Chapter Text
The precinct was alive with noise that day, phones ringing, papers slapping against desks, uniformed officers rushing past with that rehearsed urgency of people pretending to have everything under control. In the midst of it, Detective Mark Hoffman sat slouched in his chair, half-listening as yet another detective droned on about case files piling up in the corner. He didn’t bother to lift his eyes when the captain walked in with someone new trailing behind him.
“Detective Carter. Transferred from the south division,” the captain introduced.
The new arrival was young compared to most in the department, his presence almost soft in contrast to the hardened detectives scattered around. A new face that didn’t yet carry the wear and cynicism stamped into most men in the room. His smile was polite, almost disarmingly so. To Hoffman, it just felt out of place. Another rookie still trying to prove he belonged.
Hoffman barely looked up at first. Slouched at his desk, he thumbed through reports on the Jigsaw case, his blue eyes hollowed by fatigue and something heavier. But when the Captain gestured toward him, Hoffman finally lifted his gaze.
The captain handed Carter a stack of files and added almost offhandedly, “Detective Carter, you’ll be working under Detective Hoffman on the Jigsaw case. Your are to follow his orders and assist whenever needed.”
Hoffman grunted in acknowledgment, offering a glance rather than a handshake. Carter, however, smiled and extended his hand anyway.
“I look forward to working with you, Detective.”
Hoffman accepted the gesture, his grip firm, eyes measuring. He didn’t like honors. He didn’t like fresh faces shoved into his territory; much less at this particular investigation.
"We’ll see if you can keep up.”
At first, Carter seemed exactly what he appeared to be: diligent, the kind of detective who over-prepared for every meeting and meticulously organized case files. He asked questions. Sometimes too many. Mostly simple ones that made Hoffman roll his eyes, sometimes sharp ones that that had no right in being so specific. All the same, Hoffman brushed him off with his usual curt replies.

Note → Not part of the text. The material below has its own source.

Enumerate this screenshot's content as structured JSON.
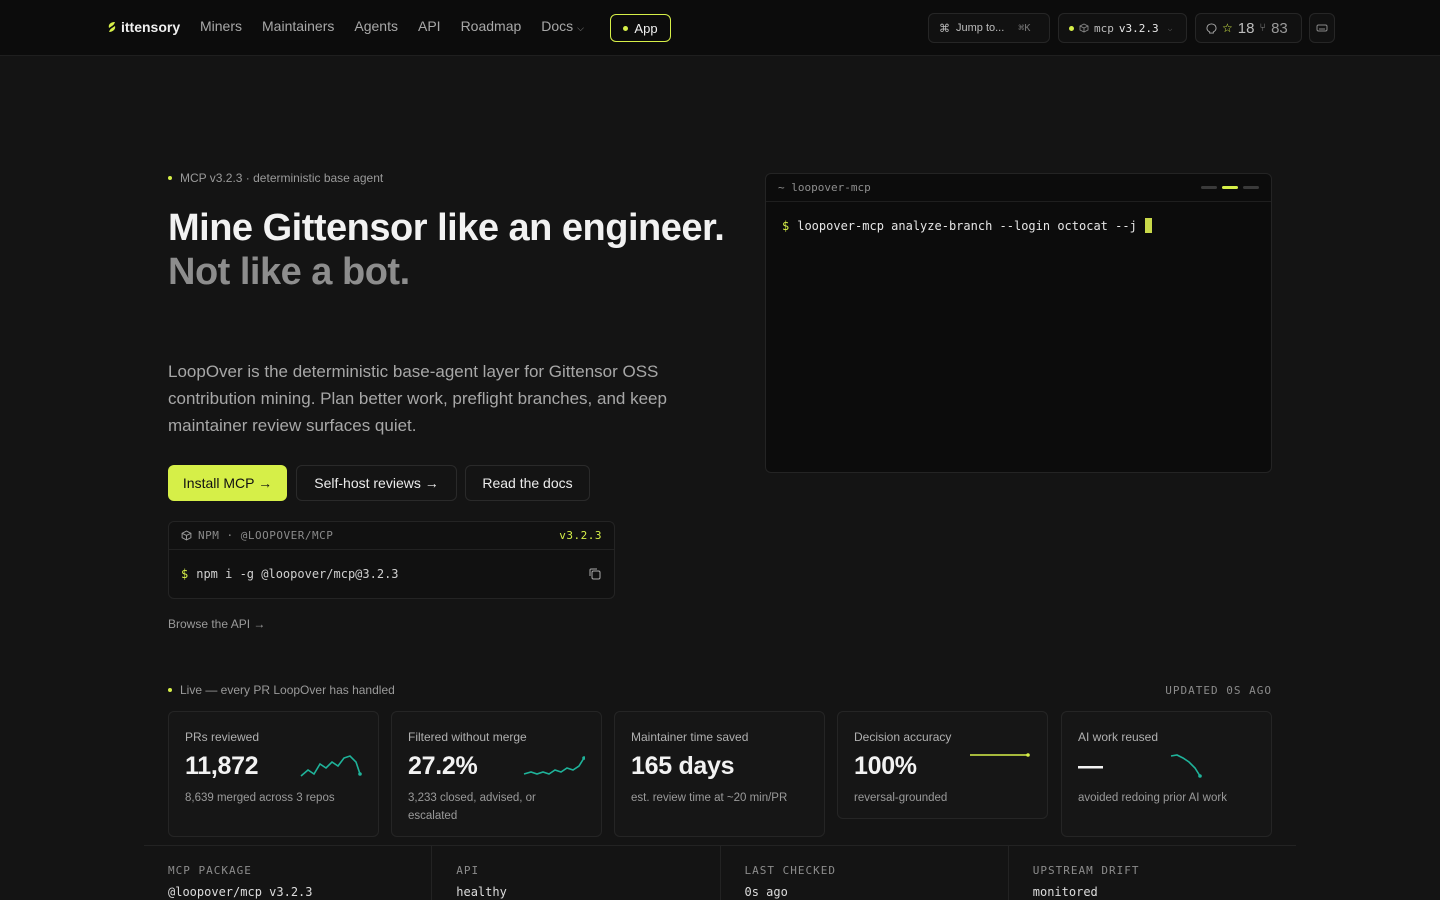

But, occasionally, during long hours poring over crime scene photos and twisted bits of metal, Carter would show flashes of something else. His eyes lingered on traps, not with horror, but something harder to point out.

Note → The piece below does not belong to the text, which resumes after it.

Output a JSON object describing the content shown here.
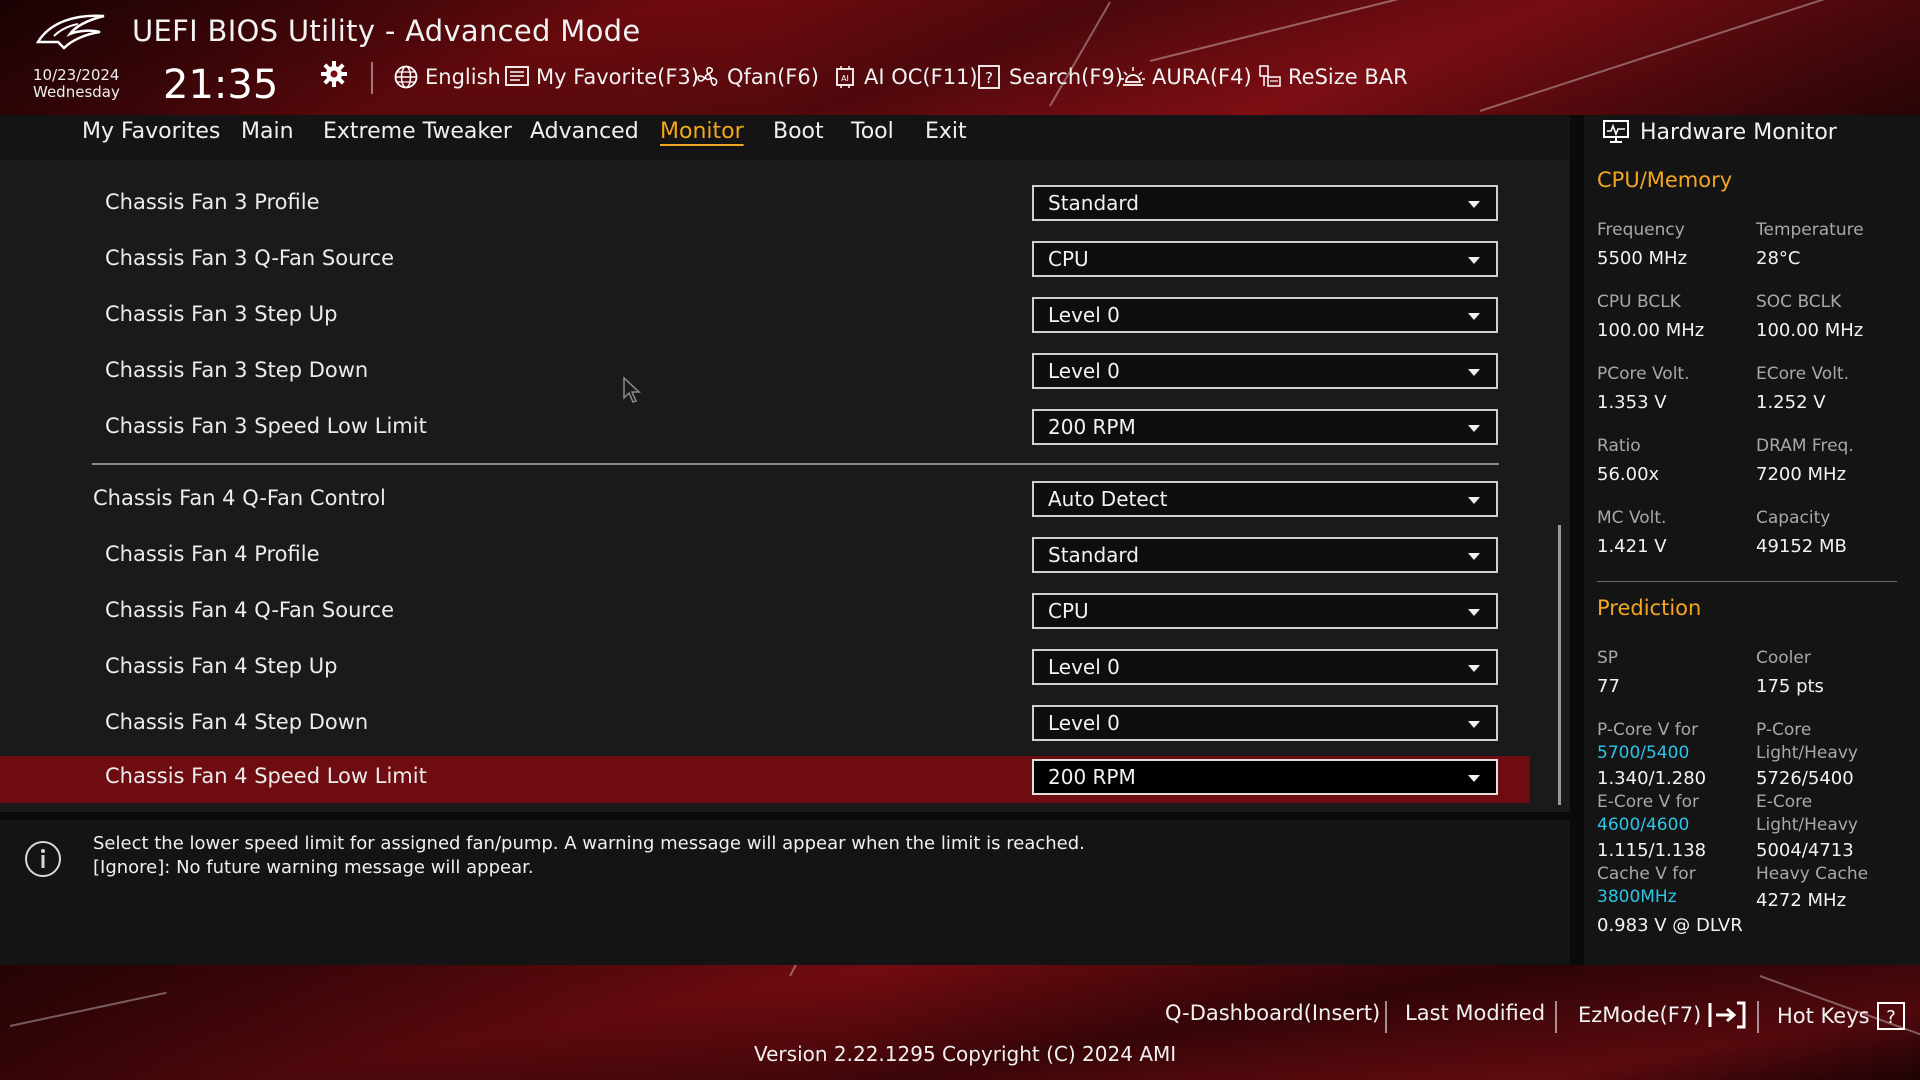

At crime scenes, Carter’s face carried the right mask of horror at the grotesque setups left behind, but there were times in which Hoffman would've sworn to have caught a flicker of something behind his eyes. Whether merely curiosity or something else, it was not certain.
It was subtle, most wouldn’t notice. But Hoffman did. Even if he didn't fully comprehend what it meant.

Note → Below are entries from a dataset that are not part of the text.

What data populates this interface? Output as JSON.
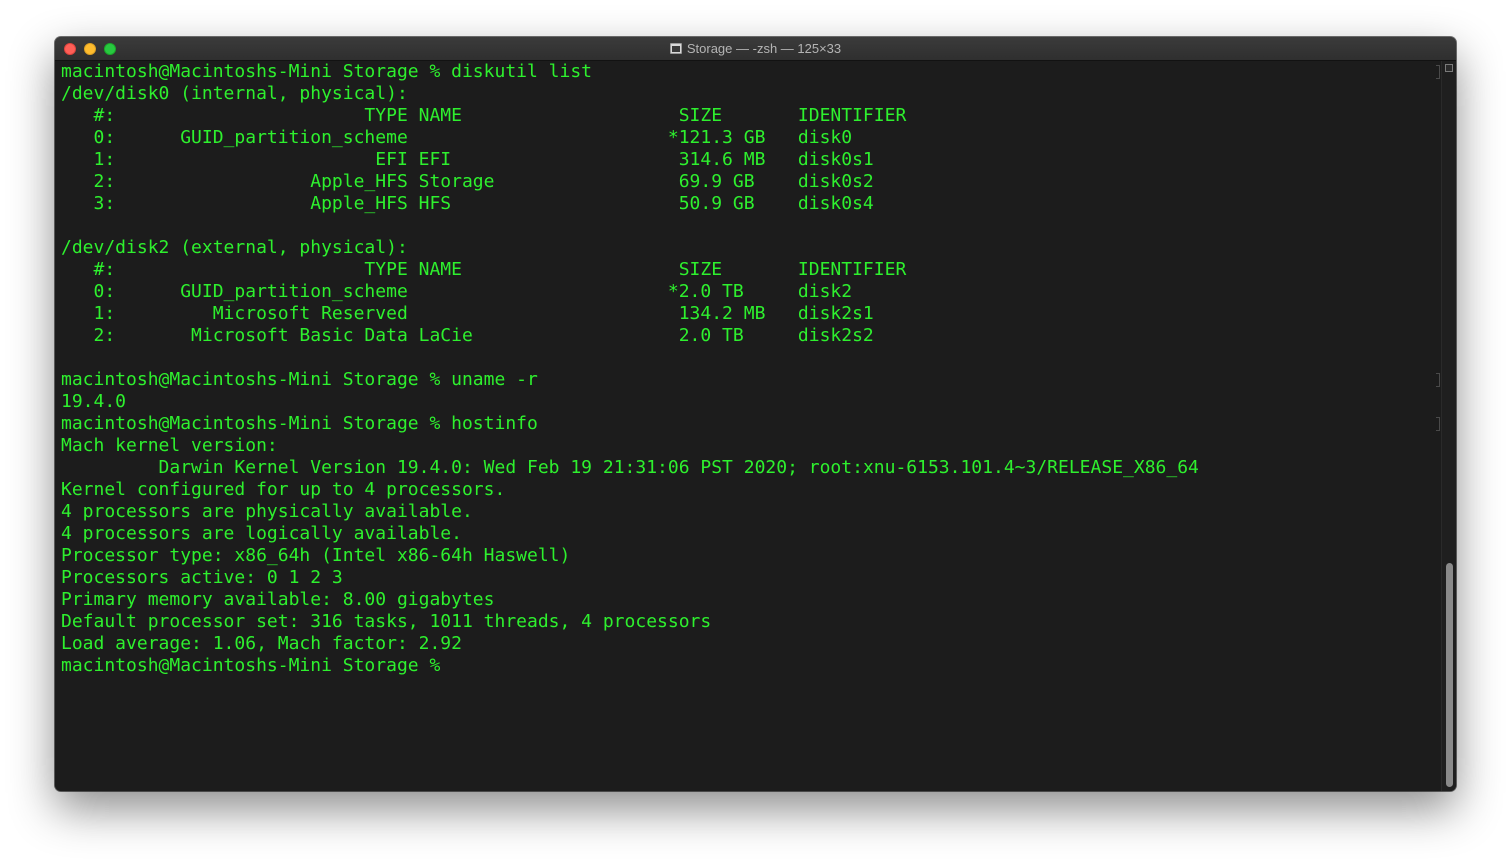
{
  "window": {
    "title": "Storage — -zsh — 125×33"
  },
  "terminal": {
    "lines": [
      "macintosh@Macintoshs-Mini Storage % diskutil list",
      "/dev/disk0 (internal, physical):",
      "   #:                       TYPE NAME                    SIZE       IDENTIFIER",
      "   0:      GUID_partition_scheme                        *121.3 GB   disk0",
      "   1:                        EFI EFI                     314.6 MB   disk0s1",
      "   2:                  Apple_HFS Storage                 69.9 GB    disk0s2",
      "   3:                  Apple_HFS HFS                     50.9 GB    disk0s4",
      "",
      "/dev/disk2 (external, physical):",
      "   #:                       TYPE NAME                    SIZE       IDENTIFIER",
      "   0:      GUID_partition_scheme                        *2.0 TB     disk2",
      "   1:         Microsoft Reserved                         134.2 MB   disk2s1",
      "   2:       Microsoft Basic Data LaCie                   2.0 TB     disk2s2",
      "",
      "macintosh@Macintoshs-Mini Storage % uname -r",
      "19.4.0",
      "macintosh@Macintoshs-Mini Storage % hostinfo",
      "Mach kernel version:",
      "\t Darwin Kernel Version 19.4.0: Wed Feb 19 21:31:06 PST 2020; root:xnu-6153.101.4~3/RELEASE_X86_64",
      "Kernel configured for up to 4 processors.",
      "4 processors are physically available.",
      "4 processors are logically available.",
      "Processor type: x86_64h (Intel x86-64h Haswell)",
      "Processors active: 0 1 2 3",
      "Primary memory available: 8.00 gigabytes",
      "Default processor set: 316 tasks, 1011 threads, 4 processors",
      "Load average: 1.06, Mach factor: 2.92",
      "macintosh@Macintoshs-Mini Storage % "
    ]
  },
  "colors": {
    "terminal_text": "#2ef02e",
    "terminal_background": "#1c1c1c"
  }
}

Some other days, Hoffman would catch Carter staring, not at the evidence, but at him. There was no malice in it, only something close to calculation, as if he was trying to solve him as carefully as he connected the strings of the case.
Hoffman crossed all this as mere curiosity. A young ambitious mind trying to grasp the world around him; a world Hoffman understood far better than he cared to admit.
Hoffman ignored it. But late at night, when the precinct fell quiet, curiosity resonated idly in the back of his head.
Carter, in turn, wasn’t blind to Hoffman’s cracks either. The rumors. Some of the whispers of Hoffman’s methods: sometimes justice served but not always by the book. He seemed to be the kind of man who could do the 'right thing' the wrong way, and live with it.
It gnawed at his head; curiosity getting the best of him as he became determined to discover what was buried underneath the surface.